As his father fell, his last words were “Bhaag Milkha Bhaag”, exhorting his son to run for his life.
The boy ran – first to save his life, and then to win medals.
Arriving in India as an orphan in 1947, he took to petty crime and did odd jobs for survival until he found a place in the army. It was there that he discovered his athletic abilities.
Singh won Gold at the 1958 Commonwealth Games in Cardiff and went on to finish fourth in the 400 metres at the Rome Olympics, missing out on a bronze medal by a whisker.
In 1960, he was invited to take part in the 200m event at an International Athletic competition in Lahore, Pakistan. He hadn’t been back to Pakistan since fleeing in 1947 and initially refused to go.
Singh eventually did go to Pakistan.

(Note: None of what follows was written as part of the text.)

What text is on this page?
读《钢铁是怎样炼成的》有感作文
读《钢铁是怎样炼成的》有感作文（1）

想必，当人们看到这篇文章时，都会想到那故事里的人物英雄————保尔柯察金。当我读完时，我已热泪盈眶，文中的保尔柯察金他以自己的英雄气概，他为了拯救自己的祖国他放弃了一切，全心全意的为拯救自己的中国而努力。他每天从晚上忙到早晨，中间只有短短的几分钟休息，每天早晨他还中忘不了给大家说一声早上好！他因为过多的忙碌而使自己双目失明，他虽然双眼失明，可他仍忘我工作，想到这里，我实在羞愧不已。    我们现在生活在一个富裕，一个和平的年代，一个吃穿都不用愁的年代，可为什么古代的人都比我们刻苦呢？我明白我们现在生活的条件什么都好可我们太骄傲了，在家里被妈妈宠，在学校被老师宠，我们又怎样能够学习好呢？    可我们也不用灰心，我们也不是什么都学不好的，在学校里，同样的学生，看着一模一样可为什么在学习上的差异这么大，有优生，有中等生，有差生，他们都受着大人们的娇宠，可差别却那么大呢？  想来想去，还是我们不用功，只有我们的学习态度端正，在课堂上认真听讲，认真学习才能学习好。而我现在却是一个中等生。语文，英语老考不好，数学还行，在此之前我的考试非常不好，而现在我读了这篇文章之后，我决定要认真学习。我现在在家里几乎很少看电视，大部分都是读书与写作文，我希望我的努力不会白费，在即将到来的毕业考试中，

Despite the huge support for his main rival, Pakistan’s Abdul Khaliq, in the stadium, Singh went on to win that race, while Khaliq took the bronze medal.
As Gen Ayub Khan, Pakistan’s second president, awarded the competitors their medals, Singh received the nickname that would stick with him for the rest of his life.
“Gen Ayub said to me, ‘Milkha, you came to Pakistan and did not run. You actually flew in Pakistan. Pakistan bestows upon you the title of the Flying Sikh.’ If Milkha Singh is known as the Flying Sikh in the whole world today, the credit goes to General Ayub and to Pakistan,” Singh told the BBC later.
Even though he never won an Olympic medal, his only wish was that “someone else should win that medal for India”.
Singh once told the BBC he used to run six hours every day.
“I would not stop till I had filled up a bucket with my sweat. I would push myself so much that in the end I would collapse and I would have to be admitted to hospital, I would pray to God to save me, promise that I would be more careful in future. And then I would do it all over again.”
When the biographic film was released in 2013, Singh told the BBC that it would “inspire the next generation”.
“We had nothing in our times. The athletes and sportsmen in those days didn’t earn much money. We worked for the applause, people’s appreciation inspired and motivated us, we ran for the country,” he said.